無事なる男

敗北と死に至る道を淡々と書いています。

混迷こそ我が墓碑銘。

10,000 Days

10,000 Days

 2001年に発表された前作『ラタララス』のもたらした衝撃は今なお強烈に心の中に焼きついている。狂気と紙一重の獰猛な知性と、超絶なテクニックに裏付けられたヘヴィ・プログレに身じろぎできないほど圧倒された。そこにあったのはあまりにも純粋なる怒りであった。弱者を食い物にして私腹を肥やす者たちへの。そうした社会構造を産み出す歪んだ資本主義への。それを見て見ぬフリをする平凡な一般市民への。自分たちを気狂いと蔑む者たちへの。純粋なる憤怒であった。
 前作が発表された後、予言されたかのように「9.11」が起こった。パール・ジャムの新作の感想(id:magro:20060912#p2)にも書いたが、あれから5年が経とうとも何ひとつ終わってはいない。本作も、それを象徴するように、前作以上に静かな怒りと絶望を感じさせる。スリーブ内に歌詞は書かれていないが、オフィシャルサイトや数々のファンサイトから容易に入手することができる。しかしやはり難解で哲学的な言葉が並ぶので日本人である僕にはその真意は到底わからない。
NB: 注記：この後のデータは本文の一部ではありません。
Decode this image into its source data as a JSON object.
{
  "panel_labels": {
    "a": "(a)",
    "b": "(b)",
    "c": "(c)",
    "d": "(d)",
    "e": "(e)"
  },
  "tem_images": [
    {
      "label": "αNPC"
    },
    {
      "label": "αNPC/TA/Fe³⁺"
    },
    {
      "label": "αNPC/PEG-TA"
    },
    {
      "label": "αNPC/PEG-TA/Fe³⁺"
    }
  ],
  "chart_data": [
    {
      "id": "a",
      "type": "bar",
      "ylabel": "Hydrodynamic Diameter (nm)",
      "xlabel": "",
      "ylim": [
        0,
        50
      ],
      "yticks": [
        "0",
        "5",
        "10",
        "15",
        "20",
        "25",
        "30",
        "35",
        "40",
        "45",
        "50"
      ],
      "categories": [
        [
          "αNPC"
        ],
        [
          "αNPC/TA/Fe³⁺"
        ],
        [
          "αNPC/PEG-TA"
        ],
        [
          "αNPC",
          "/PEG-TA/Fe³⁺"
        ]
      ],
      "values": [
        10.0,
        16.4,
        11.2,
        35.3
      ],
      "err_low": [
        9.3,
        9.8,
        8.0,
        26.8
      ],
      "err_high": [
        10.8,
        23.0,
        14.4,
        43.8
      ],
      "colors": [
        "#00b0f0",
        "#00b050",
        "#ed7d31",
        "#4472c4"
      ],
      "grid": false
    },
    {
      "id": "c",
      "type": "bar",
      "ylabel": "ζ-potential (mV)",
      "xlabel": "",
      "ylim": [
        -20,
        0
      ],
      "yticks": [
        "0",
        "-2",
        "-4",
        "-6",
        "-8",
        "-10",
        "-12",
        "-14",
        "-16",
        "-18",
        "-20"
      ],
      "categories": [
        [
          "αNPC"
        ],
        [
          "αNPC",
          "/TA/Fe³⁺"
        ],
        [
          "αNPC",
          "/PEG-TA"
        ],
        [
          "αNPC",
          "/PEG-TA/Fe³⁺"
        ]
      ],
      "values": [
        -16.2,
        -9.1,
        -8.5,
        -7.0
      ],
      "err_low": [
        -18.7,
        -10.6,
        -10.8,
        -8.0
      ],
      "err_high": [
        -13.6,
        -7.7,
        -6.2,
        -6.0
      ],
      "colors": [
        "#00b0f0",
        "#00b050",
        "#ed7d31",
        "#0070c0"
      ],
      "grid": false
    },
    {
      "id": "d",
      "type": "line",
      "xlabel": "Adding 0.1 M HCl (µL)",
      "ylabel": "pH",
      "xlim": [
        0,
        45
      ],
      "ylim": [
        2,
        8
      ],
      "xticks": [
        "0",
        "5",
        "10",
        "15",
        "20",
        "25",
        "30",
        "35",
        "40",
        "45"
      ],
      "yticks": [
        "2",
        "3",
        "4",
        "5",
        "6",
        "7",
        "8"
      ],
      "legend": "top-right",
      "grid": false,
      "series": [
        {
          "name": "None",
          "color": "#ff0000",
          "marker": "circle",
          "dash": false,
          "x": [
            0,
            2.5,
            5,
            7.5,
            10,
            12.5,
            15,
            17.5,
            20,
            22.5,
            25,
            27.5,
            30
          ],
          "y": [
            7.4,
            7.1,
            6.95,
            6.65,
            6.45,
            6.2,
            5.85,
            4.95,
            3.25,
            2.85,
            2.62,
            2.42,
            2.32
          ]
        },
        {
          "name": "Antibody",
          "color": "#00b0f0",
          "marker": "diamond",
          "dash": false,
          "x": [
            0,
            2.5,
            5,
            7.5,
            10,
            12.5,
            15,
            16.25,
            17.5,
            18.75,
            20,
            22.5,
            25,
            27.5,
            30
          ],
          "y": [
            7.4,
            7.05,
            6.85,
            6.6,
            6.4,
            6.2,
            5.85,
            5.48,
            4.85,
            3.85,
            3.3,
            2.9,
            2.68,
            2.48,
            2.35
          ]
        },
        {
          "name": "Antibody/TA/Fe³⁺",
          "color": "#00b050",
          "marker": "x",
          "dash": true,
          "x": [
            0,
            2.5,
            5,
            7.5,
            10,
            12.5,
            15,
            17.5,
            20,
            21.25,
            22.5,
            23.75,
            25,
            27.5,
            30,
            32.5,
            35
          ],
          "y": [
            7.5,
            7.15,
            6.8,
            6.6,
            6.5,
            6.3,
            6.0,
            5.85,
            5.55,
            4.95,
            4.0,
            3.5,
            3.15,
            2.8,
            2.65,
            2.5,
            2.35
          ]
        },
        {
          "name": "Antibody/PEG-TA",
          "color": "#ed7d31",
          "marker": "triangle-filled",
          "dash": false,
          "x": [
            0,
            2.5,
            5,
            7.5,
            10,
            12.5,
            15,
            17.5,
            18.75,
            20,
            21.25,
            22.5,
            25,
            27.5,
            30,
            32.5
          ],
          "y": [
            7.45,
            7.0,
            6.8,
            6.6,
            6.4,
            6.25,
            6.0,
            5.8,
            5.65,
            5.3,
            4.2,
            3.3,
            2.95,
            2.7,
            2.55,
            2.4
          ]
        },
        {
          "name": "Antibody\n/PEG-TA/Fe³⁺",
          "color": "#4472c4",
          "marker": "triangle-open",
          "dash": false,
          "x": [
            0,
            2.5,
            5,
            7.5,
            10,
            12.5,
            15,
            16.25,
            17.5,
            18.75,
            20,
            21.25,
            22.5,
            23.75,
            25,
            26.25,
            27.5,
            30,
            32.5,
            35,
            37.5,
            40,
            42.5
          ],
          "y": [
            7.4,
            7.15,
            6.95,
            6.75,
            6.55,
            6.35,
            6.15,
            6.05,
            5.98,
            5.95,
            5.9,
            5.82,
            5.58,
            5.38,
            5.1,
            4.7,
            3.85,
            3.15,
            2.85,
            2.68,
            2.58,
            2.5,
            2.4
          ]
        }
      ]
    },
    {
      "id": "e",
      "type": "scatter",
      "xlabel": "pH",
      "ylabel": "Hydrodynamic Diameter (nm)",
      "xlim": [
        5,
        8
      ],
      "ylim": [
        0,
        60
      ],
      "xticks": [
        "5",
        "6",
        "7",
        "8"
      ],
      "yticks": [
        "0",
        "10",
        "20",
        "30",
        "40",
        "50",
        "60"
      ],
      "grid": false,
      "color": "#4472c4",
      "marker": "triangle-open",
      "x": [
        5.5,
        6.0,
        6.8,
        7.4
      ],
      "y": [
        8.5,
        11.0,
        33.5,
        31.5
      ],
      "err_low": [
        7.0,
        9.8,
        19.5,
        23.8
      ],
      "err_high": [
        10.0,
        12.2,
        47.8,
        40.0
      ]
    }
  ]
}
(試しにウェブの翻訳機能を使ってみたが、"Holy Fucking Shit!"が「神聖なファックは糞をしました!」と訳されるくらい役に立たなかった。)が、怒りが通奏低音としてあるとは言え、単純に世界を2分して「敵」を糾弾するような単純な構造ではないことは想像できる。もっと複雑なのである。彼らが向ける怒りは、合わせ鏡のように回りまわって自分自身にも降りかかってくる。人間とは、世界とはそんなに簡単なものではないのだ。DNAの螺旋構造のようにフレーズを繰り返し重ねて行きながら、生物のように刻々とその姿を変えていく曲構造は、まさにその複雑な世界そのものを体現しているとは言えまいか。サウンドとしては民族色を強めたリズム処理が印象的で、緩急のダイナミズムはさらにその幅を広げている。メンバーの卓越した演奏能力に支えられたバンドアンサンブルに身を任せるだけでもそれなりのカタルシスは得られるだろう。
 全編通して、陰鬱で重苦しい空気が支配する。決して聞き心地の良いアルバムではない。が、このアルバムは2006年の世界そのものを写した鏡のようなものであると思うし、こういう作品は絶対に(少なくとも自分にとっては)必要なものだ。圧倒的な力に流されてしまう前に意識を覚醒し、バランスをとって踏みとどまるための力点となるような音楽。これもまた、僕にとっては「ロック」という言葉の一つの定義である。